Elle paraissait sincère. Après quelques minutes de réflexion, je me décidai alors à la tester.
- Alors explique-moi… comment devient-on vampire ?
Ma question la décontenança. Elle ne répondit pas. Je me redressai pour mieux la dévisager. Elle me parut partagée.
- Keith m'a interdit de te le révéler.
Visiblement, elle n'était pas d'accord.
- Celui-là, alors, grognai-je. Il me semble que j'ai le droit de savoir.
- En effet.
Je continuai de la fixer, têtu.
- Il va être vraiment furieux, soupira-t-elle.
- Tant pis pour lui, ça ne le regarde pas. C'est entre toi et moi. Allura, je te le demande comme à une amie.
Car, en effet, désormais, nous étions amis. Une complicité, qu'elle avait dû très certainement ressentir dès le premier jour où nous nous sommes adressé la parole, était née entre nous. Pour moi, c'était la première fille avec laquelle j'étais aussi proche, sans ambiguïté aucune. Elle me contempla de ses magnifiques yeux sages, tout en délibérant. Finalement, Romelle apparue à l'embrasure de la porte.
- Keith ne m'a rien interdit, personnellement, intervint-elle. Allura, je peux le raconter, si tu veux. J'ai l'habitude de subir les crises de colère de notre cher frangin.
Celle aux cheveux argentés sembla hésiter.
- D'accord, finit-elle par céder.
Romelle s'installa à mes côtés sur le lit, tandis qu'Allura se figea, le regard perdu dans le vide.
- Je te préviens, commença Romelle, je n'ai aucun souvenir de mon propre cas, et je ne l'ai jamais fait ni vu faire. Donc, n'oublie pas que c'est de la pure théorie.
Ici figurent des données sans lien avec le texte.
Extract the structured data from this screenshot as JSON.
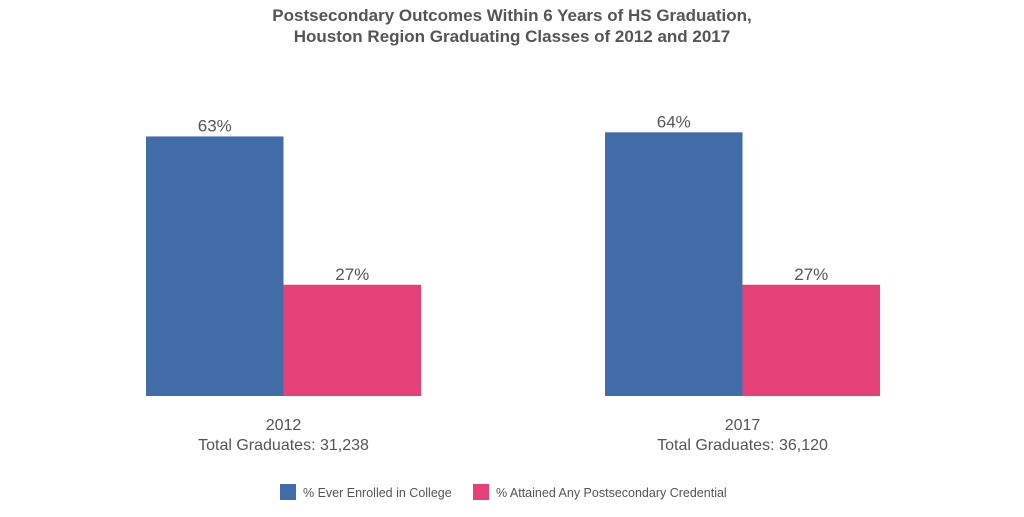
{
  "chart_data": {
    "type": "bar",
    "title": "Postsecondary Outcomes Within 6 Years of HS Graduation,",
    "subtitle": "Houston Region Graduating Classes of 2012 and 2017",
    "categories": [
      "2012",
      "2017"
    ],
    "category_sublabels": [
      "Total Graduates: 31,238",
      "Total Graduates: 36,120"
    ],
    "series": [
      {
        "name": "% Ever Enrolled in College",
        "values": [
          63,
          64
        ],
        "labels": [
          "63%",
          "64%"
        ],
        "color": "#416ca8"
      },
      {
        "name": "% Attained Any Postsecondary Credential",
        "values": [
          27,
          27
        ],
        "labels": [
          "27%",
          "27%"
        ],
        "color": "#e54178"
      }
    ],
    "ylim": [
      0,
      100
    ],
    "grid": false,
    "legend_position": "bottom"
  }
}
Mon regard se porta vers Allura. Elle non plus ne se rappelait plus sa transformation ? Elle semblait perdue dans ses pensées, et l'expression qu'elle afficha me laissa deviner que, si, elle se souvenait très bien de son passage à l'état de vampire. Et quelque chose me disait que ça n'avait pas été la plus chouette expérience de sa vie. Romelle me tira de ma contemplation.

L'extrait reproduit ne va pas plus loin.